Aristocratic Background. Lady Constance Georgina Lytton’s father was the first earl of Lytton and the queen’s viceroy, or ruling representative, of India. She spent most of her childhood in India and then returned to England with her parents. After her father’s death, her mother was appointed a lady-in-waiting to Queen Victoria. Her brother, the second earl of Lytton, was a Conservative member of the House of Lords and, like his sister, a supporter of the women’s suffrage movement. In 1908 Lytton met Emmeline Pethick-Lawrence and Annie Kenney, two of the leaders of the Women’s Social and Political Union (WSPU), a militant suffrage organization. The meeting changed her life. The suffrage movement already appealed to Lytton because of its cross-class alliances. Through the WSPU she found a way to channel that interest and to escape from a life of domestic and charitable caretaking. In her devotion to the militant suffrage movement, she followed, perhaps, in the footsteps of her paternal great-grandmother Anna Wheeler, an early-nineteenth-century feminist and a supporter of the working class.

Demanding the Vote. On 14 January 1910 Lytton disguised herself as a working-class seamstress, assumed the name Jane Warton, and led a suffrage demonstration demanding the vote for women. During the demonstration she hurled a rock wrapped in brown paper at the house of the governor of Walton Gaol. For this act, she was arrested, tried, and sentenced to fourteen days in jail. Like many suffragettes, she refused to eat while in custody and was forcibly fed, which involved forcing the mouth open, running a tube down the throat or through the nose, and pouring liquid into it. The procedure was both painful and dangerous. Lytton’s decision to conceal her upper-class identity was a deliberately calculated act. She was devoted to the cause of female suffrage and was appalled at the class-differentiated treatment women (regardless of their offence) received in jail. In February 1909 she had engaged in a suffrage demonstration without, however, disguising her identity as a member of the nobility. She was arrested and incarcerated, but knowing who she was and that she had a heart condition, the prison officials treated her gently. She was placed in the prison’s hospital ward and given extra food. Opposed to such favorable treatment while her colleagues of other social classes were treated more harshly, she demanded repeatedly to be allowed to join the other prisoners in their cells. The officials refused, and when Lytton engaged in a hunger strike the prison officials simply released her from jail rather than forcibly feeding her. Later that year she was again arrested and released when she went on a hunger strike. Lytton knew she had been given preferential treatment because of her high social standing and was determined to prove it. Thus disguised as Warton, her weak heart was not discovered, and she was forcibly fed eight times before her failing health and reports of her true identity prompted the officials to release her.

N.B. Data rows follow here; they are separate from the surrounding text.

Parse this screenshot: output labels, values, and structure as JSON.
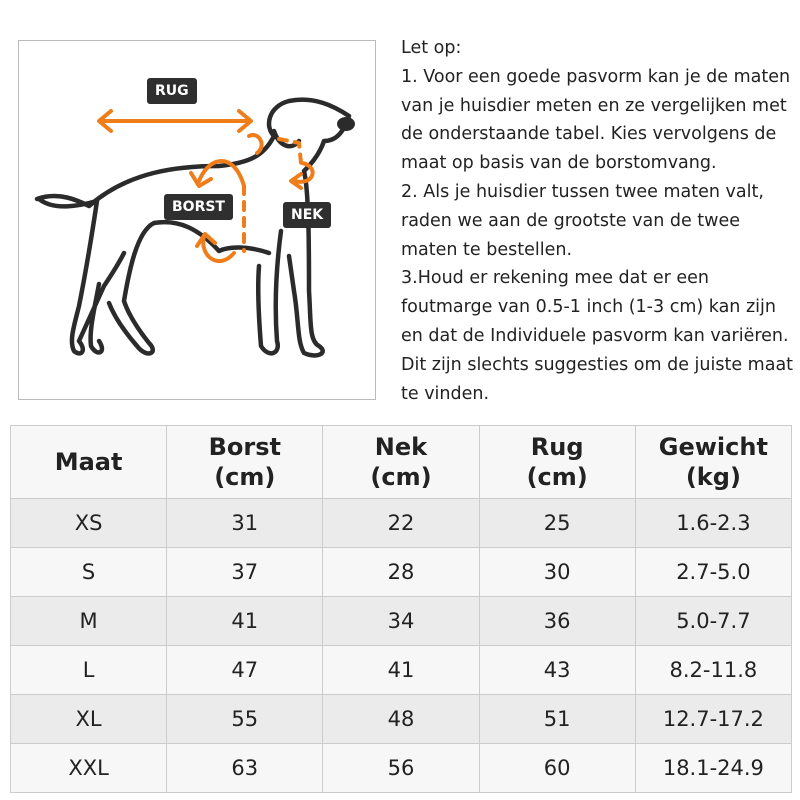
{
  "diagram": {
    "labels": {
      "back": "RUG",
      "chest": "BORST",
      "neck": "NEK"
    },
    "accent_color": "#ef7d1a",
    "label_bg": "#2f2f2f"
  },
  "notes": {
    "lines": [
      "Let op:",
      "1. Voor een goede pasvorm kan je de maten",
      "van je huisdier meten en ze vergelijken met",
      "de onderstaande tabel. Kies vervolgens de",
      "maat op basis van de borstomvang.",
      "2. Als je huisdier tussen twee maten valt,",
      "raden we aan de grootste van de twee",
      "maten te bestellen.",
      "3.Houd er rekening mee dat er een",
      "foutmarge van 0.5-1 inch (1-3 cm) kan zijn",
      "en dat de Individuele pasvorm kan variëren.",
      "Dit zijn slechts suggesties om de juiste maat",
      "te vinden."
    ]
  },
  "size_table": {
    "headers": [
      [
        "Maat",
        ""
      ],
      [
        "Borst",
        "(cm)"
      ],
      [
        "Nek",
        "(cm)"
      ],
      [
        "Rug",
        "(cm)"
      ],
      [
        "Gewicht",
        "(kg)"
      ]
    ],
    "rows": [
      [
        "XS",
        "31",
        "22",
        "25",
        "1.6-2.3"
      ],
      [
        "S",
        "37",
        "28",
        "30",
        "2.7-5.0"
      ],
      [
        "M",
        "41",
        "34",
        "36",
        "5.0-7.7"
      ],
      [
        "L",
        "47",
        "41",
        "43",
        "8.2-11.8"
      ],
      [
        "XL",
        "55",
        "48",
        "51",
        "12.7-17.2"
      ],
      [
        "XXL",
        "63",
        "56",
        "60",
        "18.1-24.9"
      ]
    ]
  }
}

A Stroke and Victory. Lytton continued her suffrage activities until 1912, when she suffered a stroke from which she never fully recovered. She taught herself to write with her left hand and wrote a gripping account of her prison experiences in Prisons and Prisoners: Some Personal Experiences by Constance Lytton and Jane Warton, Spinster (1914). Her personal commitment to universal political rights and her book made her a revered and charismatic figure in the British women’s suffrage movement. Women over the age of thirty in Great Britain ultimately gained the right to vote in 1918, and ten years later the age was lowered to what it had been for men, twenty-one. British women’s right to vote was won largely as a result of the actions by suffragettes such as Lytton.

Sources

Betty Balfour, ed., Selected Letters of Constance Lytton (London: Heine-mann, 1925).

Elizabeth Crawford, The Women’s Suffrage Movement: A Reference Guide, 1866-1928 (London: UCL Press, 1999).

Constance Lytton, Prisons and Prisoners: Some Personal Experiences by Constance Lytton and Jane Warton, Spinster (London: Heinemann, 1914).

Marie Mulvey-Roberts, “Militancy, Masochism or Martyrdom? The Public and Private Prisons of Constance Lytton,” in Votes for Women, edited by June Purvis and Sandra Stanley Holton (London & New York: Routledge, 2000), pp. 159–180.